Eligible projects include the manufacture of equipment that will utilize hydro, solar, biomass, geothermal, and wind energy to produce electricity. It also includes that manufacture of equipment that will help develop the following non-renewable energy sources: nuclear fuel, oil-impregnated diatomaceous earth, oil sands, oil shale, or petroleum coke. To qualify for an incentive, the project must generate new state revenue and new incremental jobs, and it also receive incentives from the local government.

To receive a tax credit, manufacturers must first apply to the GOED for a tax credit certificate and provide all the documents specified in Utah Code 63M-1-3104. receive a tax credit certificate to be eligible for this tax credit. If the GOED approves the application and issues a tax credit certificate, it will issue a duplicate copy to the state Tax Commission.

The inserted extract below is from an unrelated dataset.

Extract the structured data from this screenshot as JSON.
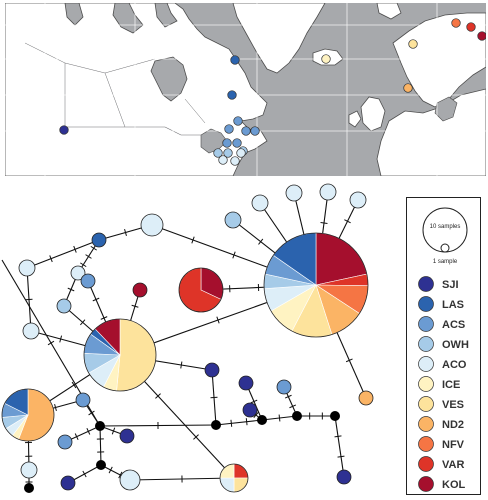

The maintain eligibility for the tax credit, the project owners must:

* Annually file a report with the GOED showing the new state revenues generated by the alternative energy project during the taxable year for which they are seeking to receive a tax credit
* Submit to an audit for verification of a tax credit
* Provide the GOED with any information required by the GOED to certify the economic life of the alternative energy project, which may include a power purchase agreement, a lease, or a permit; and
* Retain records supporting a claim for a tax credit for at least four years

Background

[http://le.utah.gov/~2009/bills/hbillenr/hb0430.pdf HB 430], signed in March 2009, created a system for the Governor's Office of Economic Development (GOED), in collaboration with local governments, to provide incentives to renewable energy producers and manufacturers who locate their projects in Utah. Originally titled the Renewable Energy Development Incentive (REDI), the name was changed by [http://le.utah.gov/~2010/bills/sbillenr/sb0242.pdf SB 242] of 2010 to the Alternative Energy Development Incentive (AEDI). In addition to the name change, SB 242 expanded eligibility under the program to other forms of "alternative energy" including petroleum coke, shale oil, nuclear fuel, tar sands, and oil-impregnated diatomaceous earth. [http://le.utah.gov/~2012/bills/sbillenr/SB0065.pdf SB 65] of 2012 made numerous more changes to this credit. It removed a requirement that the project must be developed in a state-appointed "alternative energy zone", and designed a separate incentive for the development of alternative energy projects.